Manage Cluster Configuration with the Hadoop Clusters Feature
Simplify deployment, maintenance, and configuration of Big Data clusters with the Hadoop Clusters feature. The Hadoop Clusters feature lets you store cluster configuration information, such as host names and port numbers. You can then reuse them in your HBase Input, HBase Output, Pentaho Map Reduce, Oozie Job Executor, Hadoop Job Executor, and Pig Script Executor transformation steps and job entries. With Hadoop Clusters, maintenance is a breeze! You only need to change cluster configuration in one place instead of many.
New Developer Documentation
Peruse our new PDI Server API documentation to learn more about which web services are available to developers. File management, user management, and carte web services are documented for use. The PDI SDK is also available for download from the Pentaho Support site.
New Cloudera and MapR Big Data Hadoop Distribution Support
We now support CDH 5.2 and MapR 4.0.1. To learn about other Hadoop Distributions we support, check out the 5.3 support matrix.
Better Support for High Load Environments and Large Deployments with Carte
We've made some improvements to Carte to help you better use PDI in high load environments and large deployments. Carte slave servers can now use the same kettle variable values as the master server. This simplifies the deployment of additional server nodes because you no longer need to set up kettle.variable file information for each node. You can also easily adjust Carte's Jetty server settings to support high load environments.
Minor Functionality Changes
Minor functionality changes cover changes to the software that might impact your upgrade or migration experience. If you are migrating from an earlier version than 5.2, check the What's New articles and Minor Functionality changes for each intermediate version of the software.

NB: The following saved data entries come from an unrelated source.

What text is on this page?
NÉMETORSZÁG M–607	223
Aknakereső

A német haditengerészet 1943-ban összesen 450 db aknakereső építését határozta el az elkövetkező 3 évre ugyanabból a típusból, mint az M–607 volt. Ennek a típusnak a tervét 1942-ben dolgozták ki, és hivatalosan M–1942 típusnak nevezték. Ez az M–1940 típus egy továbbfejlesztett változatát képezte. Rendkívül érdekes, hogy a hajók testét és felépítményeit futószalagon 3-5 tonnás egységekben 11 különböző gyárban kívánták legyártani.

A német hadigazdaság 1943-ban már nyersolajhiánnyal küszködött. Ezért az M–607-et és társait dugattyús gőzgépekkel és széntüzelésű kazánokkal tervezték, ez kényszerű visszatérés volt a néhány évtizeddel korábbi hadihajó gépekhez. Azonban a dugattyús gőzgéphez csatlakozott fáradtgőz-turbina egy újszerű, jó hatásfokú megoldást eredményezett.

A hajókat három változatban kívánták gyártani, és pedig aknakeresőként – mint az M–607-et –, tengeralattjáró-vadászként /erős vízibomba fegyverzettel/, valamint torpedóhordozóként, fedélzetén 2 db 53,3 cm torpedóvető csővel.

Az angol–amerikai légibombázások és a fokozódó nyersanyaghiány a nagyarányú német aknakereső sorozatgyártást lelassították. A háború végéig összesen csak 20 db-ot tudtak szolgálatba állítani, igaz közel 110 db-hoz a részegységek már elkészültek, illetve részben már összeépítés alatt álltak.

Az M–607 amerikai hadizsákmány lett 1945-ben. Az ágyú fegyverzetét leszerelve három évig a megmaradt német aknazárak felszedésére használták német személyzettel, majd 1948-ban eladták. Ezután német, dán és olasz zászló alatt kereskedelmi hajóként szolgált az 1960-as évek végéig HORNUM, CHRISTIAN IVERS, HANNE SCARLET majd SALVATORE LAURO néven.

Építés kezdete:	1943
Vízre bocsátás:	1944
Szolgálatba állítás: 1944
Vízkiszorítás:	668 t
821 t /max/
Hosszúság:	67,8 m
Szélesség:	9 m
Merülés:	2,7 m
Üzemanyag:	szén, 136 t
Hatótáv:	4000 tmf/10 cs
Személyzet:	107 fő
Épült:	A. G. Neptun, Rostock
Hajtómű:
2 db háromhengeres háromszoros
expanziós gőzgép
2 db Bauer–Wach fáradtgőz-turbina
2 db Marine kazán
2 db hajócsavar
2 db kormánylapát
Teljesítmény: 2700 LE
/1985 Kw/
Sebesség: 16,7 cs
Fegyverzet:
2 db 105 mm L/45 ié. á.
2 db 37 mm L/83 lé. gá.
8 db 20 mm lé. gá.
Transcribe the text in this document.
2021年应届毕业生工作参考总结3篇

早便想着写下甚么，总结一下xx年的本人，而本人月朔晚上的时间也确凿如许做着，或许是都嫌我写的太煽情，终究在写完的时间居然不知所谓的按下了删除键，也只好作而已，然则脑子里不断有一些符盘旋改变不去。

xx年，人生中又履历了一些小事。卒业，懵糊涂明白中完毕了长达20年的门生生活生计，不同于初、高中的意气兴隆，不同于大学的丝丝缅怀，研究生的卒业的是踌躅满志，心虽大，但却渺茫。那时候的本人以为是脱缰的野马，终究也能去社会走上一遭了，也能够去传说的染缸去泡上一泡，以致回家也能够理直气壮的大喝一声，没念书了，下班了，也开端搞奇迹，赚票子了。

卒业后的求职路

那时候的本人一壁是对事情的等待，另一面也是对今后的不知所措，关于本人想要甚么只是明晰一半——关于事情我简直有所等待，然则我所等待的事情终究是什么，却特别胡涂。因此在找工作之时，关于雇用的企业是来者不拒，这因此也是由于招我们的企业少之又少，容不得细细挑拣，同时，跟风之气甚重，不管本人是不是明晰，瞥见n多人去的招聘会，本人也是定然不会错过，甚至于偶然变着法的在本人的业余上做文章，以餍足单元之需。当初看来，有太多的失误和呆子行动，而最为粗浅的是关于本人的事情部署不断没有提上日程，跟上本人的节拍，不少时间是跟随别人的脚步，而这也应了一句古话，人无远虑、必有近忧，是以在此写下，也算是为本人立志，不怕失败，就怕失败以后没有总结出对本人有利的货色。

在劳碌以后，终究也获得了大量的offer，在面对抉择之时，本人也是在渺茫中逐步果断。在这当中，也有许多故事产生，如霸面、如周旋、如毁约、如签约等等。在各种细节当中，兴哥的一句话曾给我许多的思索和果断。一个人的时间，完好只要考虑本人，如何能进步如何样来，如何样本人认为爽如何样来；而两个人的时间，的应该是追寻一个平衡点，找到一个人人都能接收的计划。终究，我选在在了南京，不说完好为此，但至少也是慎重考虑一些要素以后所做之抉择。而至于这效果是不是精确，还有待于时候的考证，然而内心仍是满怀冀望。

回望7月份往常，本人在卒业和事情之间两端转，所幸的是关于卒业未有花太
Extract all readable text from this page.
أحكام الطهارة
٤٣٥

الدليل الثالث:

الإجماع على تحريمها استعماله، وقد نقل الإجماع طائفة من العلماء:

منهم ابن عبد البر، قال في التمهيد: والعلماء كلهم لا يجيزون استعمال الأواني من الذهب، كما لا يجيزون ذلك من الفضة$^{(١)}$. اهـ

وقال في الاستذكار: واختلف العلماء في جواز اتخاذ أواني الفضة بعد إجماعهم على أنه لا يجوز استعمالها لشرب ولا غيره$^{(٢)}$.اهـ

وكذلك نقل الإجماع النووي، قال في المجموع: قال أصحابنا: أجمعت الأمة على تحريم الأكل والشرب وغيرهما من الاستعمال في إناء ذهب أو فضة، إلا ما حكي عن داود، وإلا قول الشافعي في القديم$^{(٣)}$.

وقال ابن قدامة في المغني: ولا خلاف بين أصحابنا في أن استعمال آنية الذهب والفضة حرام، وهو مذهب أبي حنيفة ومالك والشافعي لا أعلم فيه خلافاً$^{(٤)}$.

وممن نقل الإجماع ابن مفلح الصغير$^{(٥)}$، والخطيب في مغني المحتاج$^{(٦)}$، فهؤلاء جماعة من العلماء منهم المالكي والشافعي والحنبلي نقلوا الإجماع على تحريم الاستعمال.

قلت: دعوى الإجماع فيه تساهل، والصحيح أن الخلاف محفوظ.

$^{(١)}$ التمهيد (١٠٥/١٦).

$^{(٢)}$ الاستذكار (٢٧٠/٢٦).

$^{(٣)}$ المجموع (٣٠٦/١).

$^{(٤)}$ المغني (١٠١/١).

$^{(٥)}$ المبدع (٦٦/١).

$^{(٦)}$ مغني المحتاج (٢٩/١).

Manually Migrating Big Data Cluster Configurations Stored in Hadoop Steps and Entries
If you are migrating or upgrading to PDI 5.3 or greater, and you have transformations or jobs that use the following Big Data steps or entries, you might need to convert the existing cluster configuration information to use the Hadoop Clusters feature.
- HBase Input
- HBase Output
- Pentaho Map Reduce
- Oozie Job Exec
- Hadoop Job Exec
- Pig Script Exec
You only need to perform the conversion process if you edit one of the above steps or entries in Spoon. Otherwise, you do not need to complete the conversion process. Note that you can continue to run scheduled transformations and jobs without the conversion, as long as you do not manually edit one of the above steps or entries.
To convert, specify a new Hadoop cluster configuration using the instructions in the Managing Reusable Hadoop Cluster Configurations article.
Interactive Reports Performance Improvements
We have implemented a number of performance improvements for Pentaho Interactive Reports (PIR), including the ability for system administrators to set system-wide maximum row limit, a way to extend PIR to show toolbar buttons, and incorporated the query-metadata collection capabilities of Pentaho Report Designer (PRD) into PIR.
System-wide Row Limit
We have incorporated the capability to set a system-wide row limit for Pentaho Interactive Reports (PIR). Your users will not be able to override this row-limit once you have set it, although they will have the option of setting their own, smaller, row-limit through the query settings. This will improve performance when the returned data set is fairly large, and also adds the ability to run the full report in the background.
We have extended PIR so that you can show the buttons that interact with the repository in the PIR toolbar. This will allow you to embed PIR without having to use a third-party tool to hook the callbacks on. This function is triggered by passing a parameter on the URL of the PIR plugin.
We have changed PIR to take advantage of the query metadata collection improvements for Report Designer in Pentaho 5.2. This query metadata feature will improve the design time of Interactive reports.